13. まとめ|「本物のテーマ」と「薄い財務」の綱引き
マイクロ波化学(9227)は、三井化学・三井物産・横河電機・PMETといった一流の相手と、脱炭素・重要鉱物という本物のテーマで複数の大型プロジェクトを進める、技術的に希少な会社です。リチウム製錬は事業検討フェーズへ前進し、初のロイヤリティ売上も生まれました——これは強気材料。

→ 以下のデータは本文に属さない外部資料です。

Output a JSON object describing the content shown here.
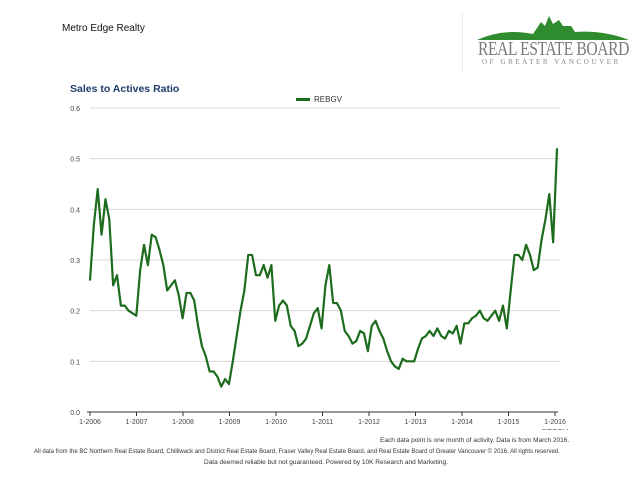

一方で、その大型案件依存ゆえに2026年5月に売上を35%下方修正し、自己資本比率は15%台へ急落。増資による希薄化リスクと予実のぶれやすさは、正面から向き合うべき弱気材料です。株価は2025年4月の345円から2026年1月に1,620円まで駆け上がった後、テーマ一巡で860円前後まで調整しました。次の焦点は2026年8月頃の本決算での着地と資金繰り、そしてリチウムのパイロット結果です。「提携の華やかさ」だけでなく「提携が売上とキャッシュに変わるか」を、フェーズの進捗と財務の両面で見極める必要があります。
14. 参考文献(出典ランク)
| 出典 | ランク |
|---|---|
| EDINET 有価証券報告書(2024/2025年3月期)・EDINET DB財務データ | A |
| 2026年6月期 第1〜第4四半期決算短信(非連結) | A |
| 2026年5月12日「通期業績予想の修正及び特別損益計上に関するお知らせ」 | A |
| マイクロ波化学 プレスリリース(リチウムMOU 2026/6/30、鉄鉱石還元 2026/5/26、連続式実証機 2024/5/29 ほか)・会社IR | B |
| 三井物産トピックス(2025)、横河電機プレス(2023/10)、NEDO・共同通信リリース(2025/3) | B |
| 株価時系列(各年)・株探・みんかぶ・日経会社情報等 | C |
免責事項・ディスクレーマー
本記事は特定企業に関する調査分析の情報提供を目的としたものであり、特定の銘柄の売買を推奨・勧誘するものではありません。筆者は財務アドバイザー・投資助言者ではありません。適正株価レンジは独自の前提に基づく評価手法の例示であり、将来の株価や企業価値を保証するものではありません。記載の数値・進捗は各記載日時点の公開情報に基づき、今後の開示・訂正により変動し得ます。経営陣の発言・会社見通しは当該企業の見解であり、客観的事実とは区別してお読みください。投資判断はご自身の責任において、十分な情報収集と専門家への相談のうえで行ってください。筆者は本記事で言及した銘柄のポジションを保有している可能性があります。